Chris Kappler (inset) does a loop-de-loop over West Virginia’s New River Gorge for a Wild Blue Adventure customer in his restored 1943 Boeing Stearman. With each aerial tour, pilot Chris Kappler is transformed into a World War II flying ace.

Chris Kappler Turns Flying Obsession into Soaring Sideline Business.

How a chance encounter with a discerning pilot changed a 15-year-old’s life forever.

Fifteen-year-old Chris Kappler was visiting relatives in Oahu in the summer of 1985 when he returned to the glider port where he’d taken a ride the year before. Handing the pilot a $20 bill to hitch a few tows behind the plane, he was surprised when the man said, “Hey, you were here last year. You still want to do this, or would you rather learn how to fly?”

By the end of the day, Kappler was flying solo. “I can see your enthusiasm, and I think you’re going to be a great pilot someday,” the airfield’s owner told him, refusing to take any money for the day’s instruction. “I hope this changes your life.”

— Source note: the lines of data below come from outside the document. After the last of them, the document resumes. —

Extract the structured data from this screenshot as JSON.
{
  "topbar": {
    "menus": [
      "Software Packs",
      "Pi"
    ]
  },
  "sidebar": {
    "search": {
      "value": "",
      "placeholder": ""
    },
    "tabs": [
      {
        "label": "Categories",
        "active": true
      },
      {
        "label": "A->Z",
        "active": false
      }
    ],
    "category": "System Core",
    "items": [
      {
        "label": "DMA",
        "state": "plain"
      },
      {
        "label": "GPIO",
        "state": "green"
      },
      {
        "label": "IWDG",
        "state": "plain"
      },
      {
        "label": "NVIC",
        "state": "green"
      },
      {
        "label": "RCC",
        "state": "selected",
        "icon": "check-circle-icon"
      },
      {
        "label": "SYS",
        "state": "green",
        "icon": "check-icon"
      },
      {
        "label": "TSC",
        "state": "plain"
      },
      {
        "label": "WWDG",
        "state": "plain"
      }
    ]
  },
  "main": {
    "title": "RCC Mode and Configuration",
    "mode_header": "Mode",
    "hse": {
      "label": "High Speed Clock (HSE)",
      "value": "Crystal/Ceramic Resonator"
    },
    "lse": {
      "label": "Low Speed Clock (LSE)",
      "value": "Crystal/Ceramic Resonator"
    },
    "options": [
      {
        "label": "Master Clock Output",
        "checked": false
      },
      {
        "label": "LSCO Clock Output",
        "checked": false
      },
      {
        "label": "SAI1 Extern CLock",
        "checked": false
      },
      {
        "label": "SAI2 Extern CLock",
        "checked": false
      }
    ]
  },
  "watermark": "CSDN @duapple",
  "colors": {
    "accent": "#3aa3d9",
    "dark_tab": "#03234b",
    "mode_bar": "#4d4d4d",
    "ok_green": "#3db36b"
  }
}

“And it did,” says Kappler, 48, now an air ambulance pilot and founder of Wild Blue Adventure Co., a biplane tour company in Fayetteville, West Virginia. Of the glider pilot’s generosity, he adds, “It’s something I try to pay forward now.”

A fast talker who describes himself as enthusiastic, inquisitive and “the guy who drives the good idea bus,” Kappler traces his lifelong obsession with antique planes to the models his dad built and hung over his crib when he was a baby. 

Growing up in Los Angeles, Kappler loved to spend time at the small airfields dating back to the heyday of the Hollywood motion picture industry in the 1920s and ‘30s. 

“Some kids go to the ballpark and watch their favorite baseball player playing ball, and some kids go hang on the fence at the airport and dream of being Charles Lindbergh someday. And I was the latter,” says Kappler, recalling a postcard depicting a B17 bomber that he picked out to send to his aunt when he was just 3. “It’s such an uncanny, almost overwhelming interest in aviation and vintage airplanes.”

Despite his passion, and his adventurous heritage—“We really come from pioneer stock,” Kappler says, rattling off stories of family members who fought in the Revolutionary War, sailed around the world, and climbed the Alps—he earned a marine science degree because, he says, there weren’t any solid aviation opportunities at the time. For a while, he flew helicopters on fire fighting missions in the mountains of Montana, but Kappler knew the job was ultimately too “transient” for his growing family.